Musik liturgi membantu umat bersatu dengan Kristus dan membantu umat mencicipi
liturgi surgawi. [3]
Romo Jacobus Tarigan, Pr mengatakan
bahwa musik yang perlu dalam perayaan liturgis adalah musik liturgi, yaitu
musik yang digunakan untuk mengungkapkan dan merayakan iman.[4] Oleh karena
itu, musik liturgi harus mempunyai dasar
biblis, tidak boleh disamakan dengan musik pop dan rohani, tidak digunakan sebagai
ajang menunjukkan kebolehan dan konser. Dengan demikian, keaktifan umat dalam
berbagai kegiatan di paroki, khususnya dalam mengikuti koor atau solis memiliki
dasar pemahaman yang jelas akan peranan musik dalam liturgi.
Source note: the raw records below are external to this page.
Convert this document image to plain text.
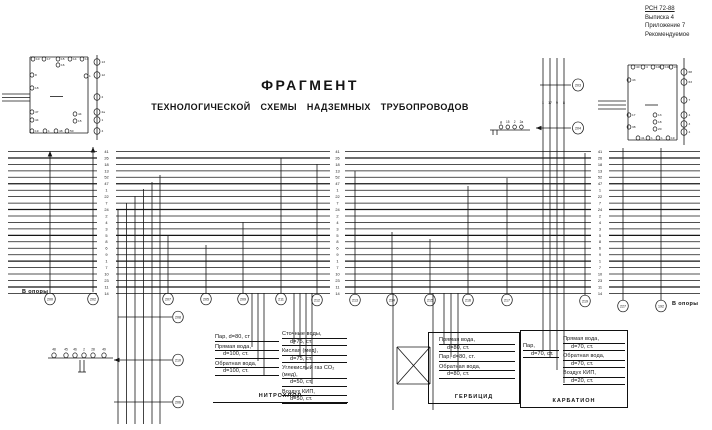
41	41	41
26	26	26
18	18	18
13	13	13
52	52	52
47	47	47
1	1	1
22	22	22
7	7	7
24	24	24
2	2	2
4	4	4
3	3	3
5	5	5
8	8	8
6	6	6
9	9	9
1	1	1
7	7	7
10	10	10
23	23	23
11	11	11
14	14	14
200	202	207	205	209	211	212	213	214	215	216	217	219
227	192
208
210
206
203
204
1 17 9 8
д 15 2 2а
48	45 46 2 28 49
10 17	15
16
14	13
8
18
47
44
19	1	48 50
44
15
1
13
12
2
2а
1
4
40 4	100 103 24
43
17
38
41 1	1	19
13
18
20
68
63
7
4
3
4
РСН 72-88
Выписка 4
Приложение 7
Рекомендуемое
ФРАГМЕНТ
ТЕХНОЛОГИЧЕСКОЙ СХЕМЫ НАДЗЕМНЫХ ТРУБОПРОВОДОВ
В опоры
В опоры
Пар, d=80, ст
Прямая вода,
d=100, ст.
Обратная вода,
d=100, ст.
Сточные воды,
d=75, ст.
Кислая (мед),
d=75, ст.
Углекислый газ CO₂ (мед),
d=50, ст.
Воздух КИП,
d=50, ст.
НИТРОХЛОР
Прямая вода,
d=80, ст.
Пар, d=80, ст.
Обратная вода,
d=80, ст.
ГЕРБИЦИД
Пар,
d=70, ст.
Прямая вода,
d=70, ст.
Обратная вода,
d=70, ст.
Воздух КИП,
d=20, ст.
КАРБАТИОН
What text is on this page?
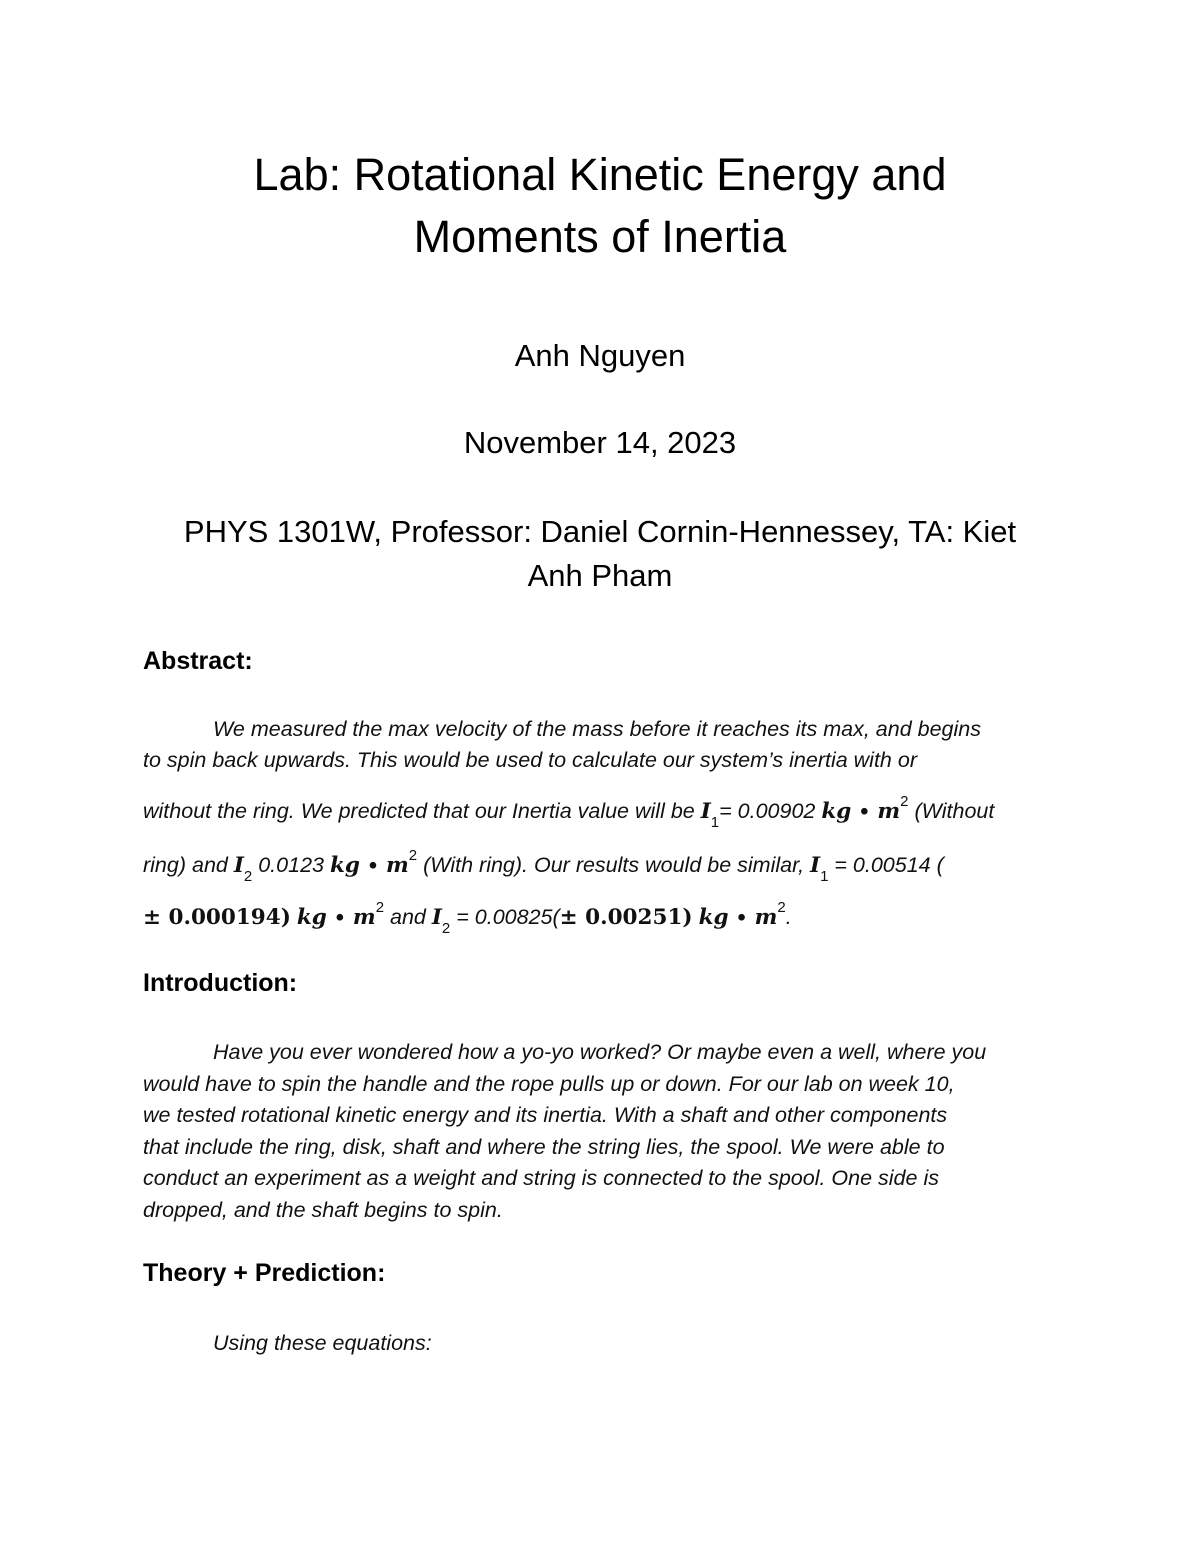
Lab: Rotational Kinetic Energy and
Moments of Inertia

Anh Nguyen

November 14, 2023

PHYS 1301W, Professor: Daniel Cornin-Hennessey, TA: Kiet
Anh Pham

Abstract:
We measured the max velocity of the mass before it reaches its max, and begins
to spin back upwards. This would be used to calculate our system’s inertia with or
without the ring. We predicted that our Inertia value will be $I_1= 0.00902$ kg ∙ $m^2$ (Without
ring) and $I_2$ 0.0123 kg ∙ $m^2$ (With ring). Our results would be similar, $I_1 = 0.00514$ (
± 0.000194) kg ∙ $m^2$ and $I_2 = 0.00825(\pm 0.00251)$ kg ∙ $m^2$.
Introduction:
Have you ever wondered how a yo-yo worked? Or maybe even a well, where you
would have to spin the handle and the rope pulls up or down. For our lab on week 10,
we tested rotational kinetic energy and its inertia. With a shaft and other components
that include the ring, disk, shaft and where the string lies, the spool. We were able to
conduct an experiment as a weight and string is connected to the spool. One side is
dropped, and the shaft begins to spin.
Theory + Prediction:
Using these equations:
Keterlibatan
mereka pun tidak hanya demi kebersamaan dan tanggung jawab, tetapi atas
kesadaran bahwa musik sangat penting dalam liturgi.
Sumber
Milner, Anthony. 1970. “Music in
the Liturgy,” dalam The Catholic Layman’s
Library: Understanding the Liturgy. vol 3. ed. John P. Bradley. Gastonia:
Good Will.
Tarigan, Jacobus. 201. Memahami
Liturgi. Jakarta: Cahaya Pineleng.
[1] Anthony Milner , “Music in the
Liturgy,” dalam The Catholic Layman’s
Library: Understanding the Liturgy, vol 3, ed. John P. Bradley (Gastonia:
Good Will, 1970), hlm. 331.
[2] Jacobus Tarigan, Memahami Liturgi (Jakarta: Cahaya
Pineleng, 2011), hlm.134.
[3] Jacobus Tarigan, Ibid., hal 133.
[4] Jacobus Tarigan, Op.Cit., hlm. 134.